By Sarah Williams / INN Bureau
During a visit to a facility of leading drugmaker Ranbaxy Laboratories Ltd last year, US inspectors found that a black fibre embedded in a tablet may have been a hair from an employee’s arm, according to documents seen by INN. That and other quality concerns led the US Food and Drug Administration to impose an “import alert” on its Mohali plant last week, saying the factory owned by India’s biggest drugmaker by sales had not ensured manufacturing quality.
Ranbaxy, which is 63.5 percent-owned by Japan’s Daiichi Sankyo Co and gets more than 40 percent of its sales from the United States, did not immediately respond to a request on Wednesday for comment on the FDA observations.
The FDA’s action has dealt another blow to an Indian generic drug industry battered by a rash of American regulatory rebukes and as U.S. demand for generics grows, especially under President Barack Obama’s new healthcare programme.

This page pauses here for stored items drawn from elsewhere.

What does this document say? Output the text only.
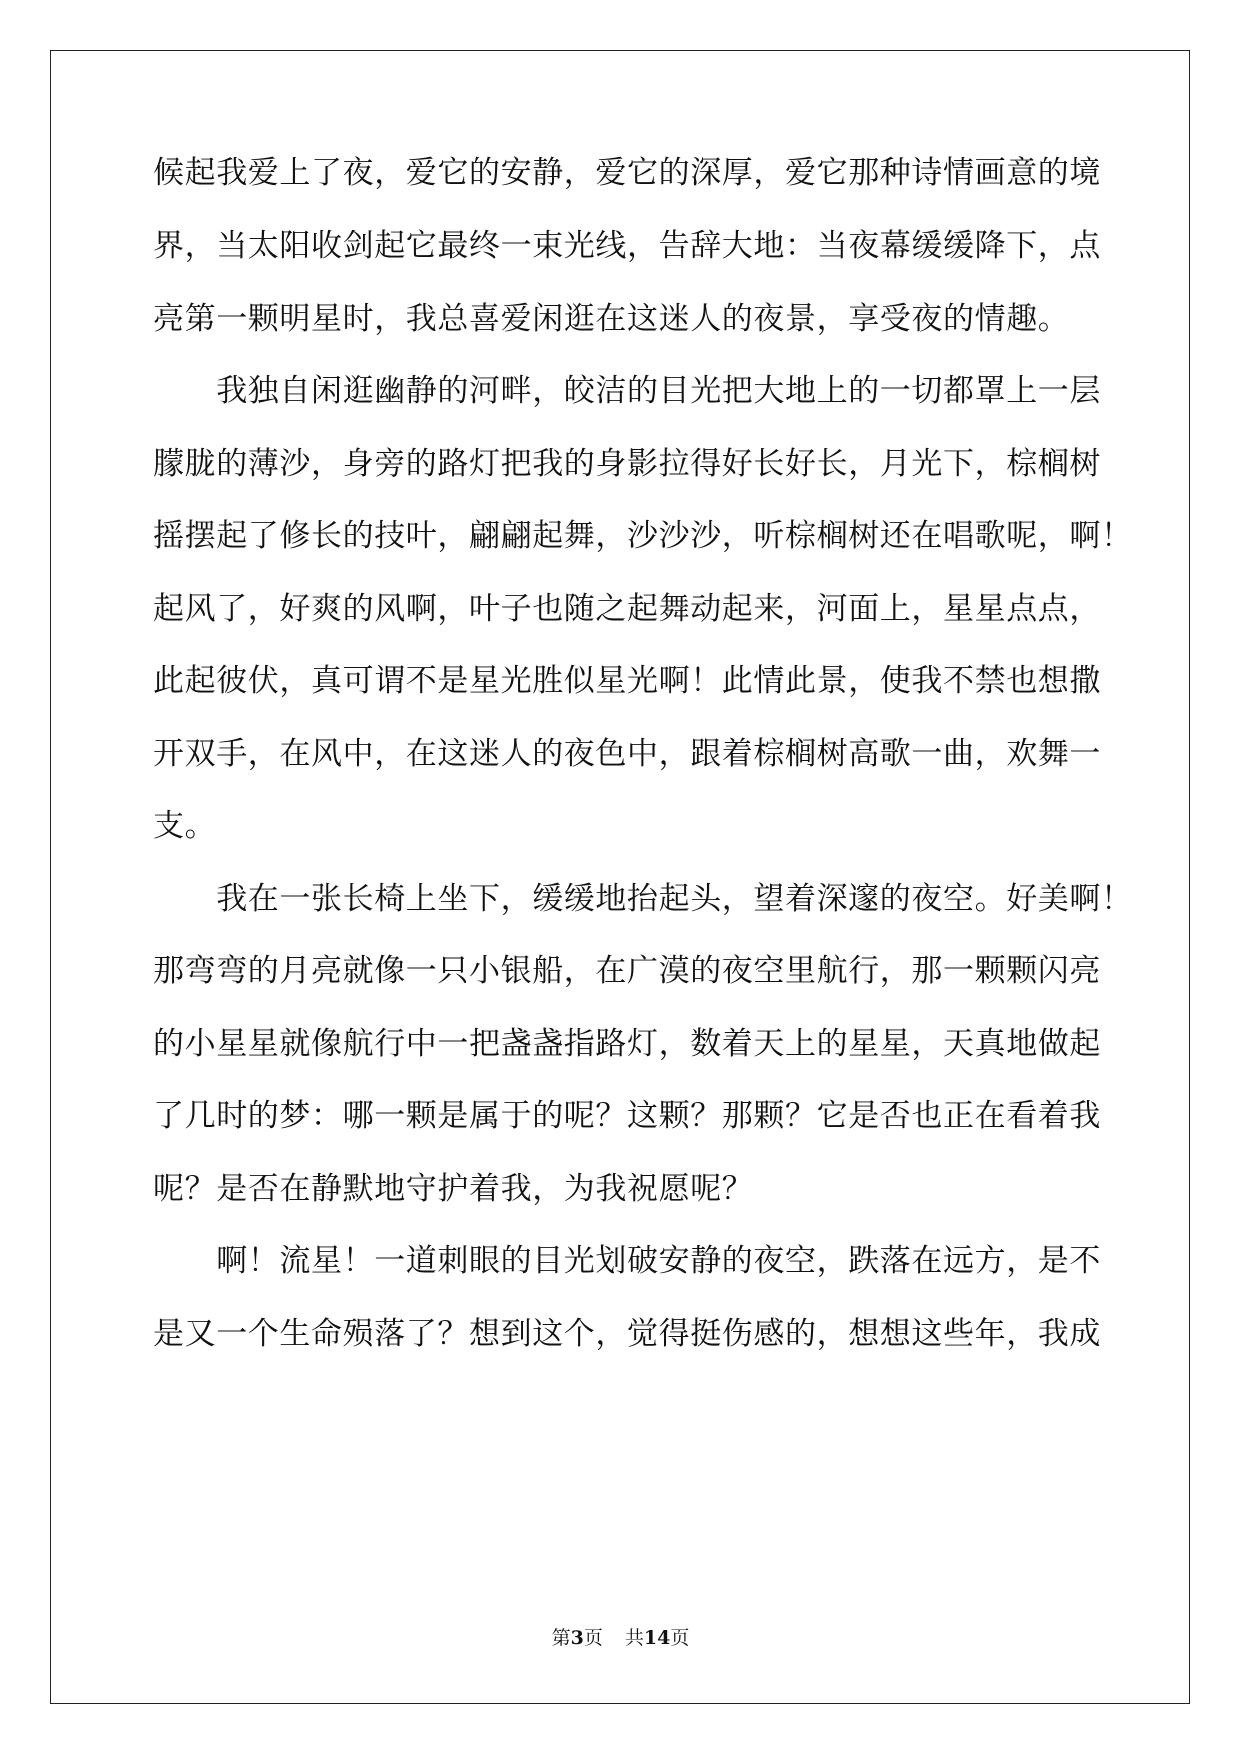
候起我爱上了夜，爱它的安静，爱它的深厚，爱它那种诗情画意的境
界，当太阳收剑起它最终一束光线，告辞大地：当夜幕缓缓降下，点
亮第一颗明星时，我总喜爱闲逛在这迷人的夜景，享受夜的情趣。
　　我独自闲逛幽静的河畔，皎洁的目光把大地上的一切都罩上一层
朦胧的薄沙，身旁的路灯把我的身影拉得好长好长，月光下，棕榈树
摇摆起了修长的技叶，翩翩起舞，沙沙沙，听棕榈树还在唱歌呢，啊！
起风了，好爽的风啊，叶子也随之起舞动起来，河面上，星星点点，
此起彼伏，真可谓不是星光胜似星光啊！此情此景，使我不禁也想撒
开双手，在风中，在这迷人的夜色中，跟着棕榈树高歌一曲，欢舞一
支。
　　我在一张长椅上坐下，缓缓地抬起头，望着深邃的夜空。好美啊！
那弯弯的月亮就像一只小银船，在广漠的夜空里航行，那一颗颗闪亮
的小星星就像航行中一把盏盏指路灯，数着天上的星星，天真地做起
了几时的梦：哪一颗是属于的呢？这颗？那颗？它是否也正在看着我
呢？是否在静默地守护着我，为我祝愿呢？
　　啊！流星！一道刺眼的目光划破安静的夜空，跌落在远方，是不
是又一个生命殒落了？想到这个，觉得挺伤感的，想想这些年，我成
第3页 共14页
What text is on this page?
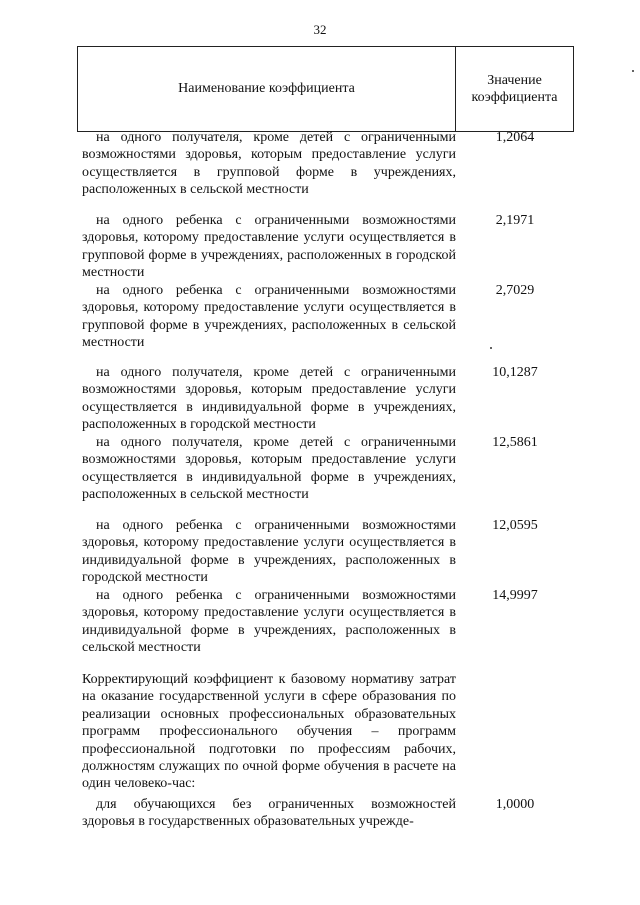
32
Наименование коэффициента
Значение
коэффициента

на одного получателя, кроме детей с ограниченными возможностями здоровья, которым предоставление услуги осуществляется в групповой форме в учреждениях, расположенных в сельской местности

1,2064

на одного ребенка с ограниченными возможностями здоровья, которому предоставление услуги осуществляется в групповой форме в учреждениях, расположенных в городской местности

2,1971

на одного ребенка с ограниченными возможностями здоровья, которому предоставление услуги осуществляется в групповой форме в учреждениях, расположенных в сельской местности

2,7029

на одного получателя, кроме детей с ограниченными возможностями здоровья, которым предоставление услуги осуществляется в индивидуальной форме в учреждениях, расположенных в городской местности

10,1287

на одного получателя, кроме детей с ограниченными возможностями здоровья, которым предоставление услуги осуществляется в индивидуальной форме в учреждениях, расположенных в сельской местности

12,5861

на одного ребенка с ограниченными возможностями здоровья, которому предоставление услуги осуществляется в индивидуальной форме в учреждениях, расположенных в городской местности

12,0595

на одного ребенка с ограниченными возможностями здоровья, которому предоставление услуги осуществляется в индивидуальной форме в учреждениях, расположенных в сельской местности

14,9997

Корректирующий коэффициент к базовому нормативу затрат на оказание государственной услуги в сфере образования по реализации основных профессиональных образовательных программ профессионального обучения – программ профессиональной подготовки по профессиям рабочих, должностям служащих по очной форме обучения в расчете на один человеко-час:

для обучающихся без ограниченных возможностей здоровья в государственных образовательных учрежде-

1,0000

The import alert issued to Ranbaxy prohibits it from making FDA-regulated drugs at the Mohali facility and selling them in the United States until its methods, facilities and controls are in compliance with good manufacturing standards.
The unexpected import ban on the Mohali facility sent shares in Ranbaxy plunging by one-third on Monday, and comes just a few months after it pleaded guilty to U.S. felony charges related to drug safety and agreed to $500 million in fines. It brings under sanction all three of Ranbaxy’s plants in India dedicated to supplying the United States, and followed FDA inspections in September and December last year.
During one of the inspections, the FDA concluded that a black fibre embedded in a tablet was likely either “tape remnants on the nozzle head of the machine or a hair from an employee’s arm that could be exposed on loading the machine”, the documents showed. Ranbaxy had said on Tuesday it would review the details of the FDA import alert and take “all necessary steps to resolve the concerns” at the earliest.
“The USFDA had conducted inspections at Ranbaxy’s Mohali facility in 2012, resulting in certain observations,” Ranbaxy said in the statement. “The company believes that it has made further improvements at its Mohali facility … and remains committed to addressing all concerns of the USFDA.”
The Mohali plant, in the northern state of Punjab, had not been making U.S. exports since last November, when it voluntarily recalled its generic version of cholesterol-lowering drug Lipitor in the United States due to the potential presence of glass particles in certain batches. The FDA’s ban of U.S. shipments from the Mohali plant was unexpected as the facility is relatively new and accounted for 50 percent of new generic drug filings by Ranbaxy, said Sarabjit Kour Nangra, a sector analyst at Angel Broking.
The latest action against Ranbaxy came months after the FDA imposed an import ban on one of the plants of Wockhardt Ltd after inspectors found torn data records in a waste heap and urinals that emptied into an open drain in a bathroom six metres from the entrance to a sterile manufacturing area.
Wockhardt Chairman Habil Khorakiwala said this month the problem at its Waluj plant was “an inexcusable lapse, but we have taken swift and definitive action, both corrective and pre-emptive”. India produces nearly 40 percent of generic drugs and over-the-counter products and 10 percent of finished dosages used in the United States.
In March, India allowed the FDA to add seven inspectors, which will bring its staff in India to 19. In Ranbaxy’s case, the FDA inspections in Mohali also found that a tablet was not within the specified weight limit, the FDA inspectors wrote. Other findings by the FDA included use of dirty glassware, spots and abrasions on the surface of tablets and potential packaging line failure that resulted in unlabeled bottles sent to pharmacies.
The latest Ranbaxy import ban and a weak rupee may force Daiichi Sankyo to revise down full-year guidance when it announces first half earnings on October 31, Atsushi Seki, an analyst with Barclays Japan wrote in a report. “It appears Ranbaxy still has problems that need to be resolved,” Seki wrote. Ranbaxy has lost half its value from its highest level in 2008, when it was first hit by an import ban.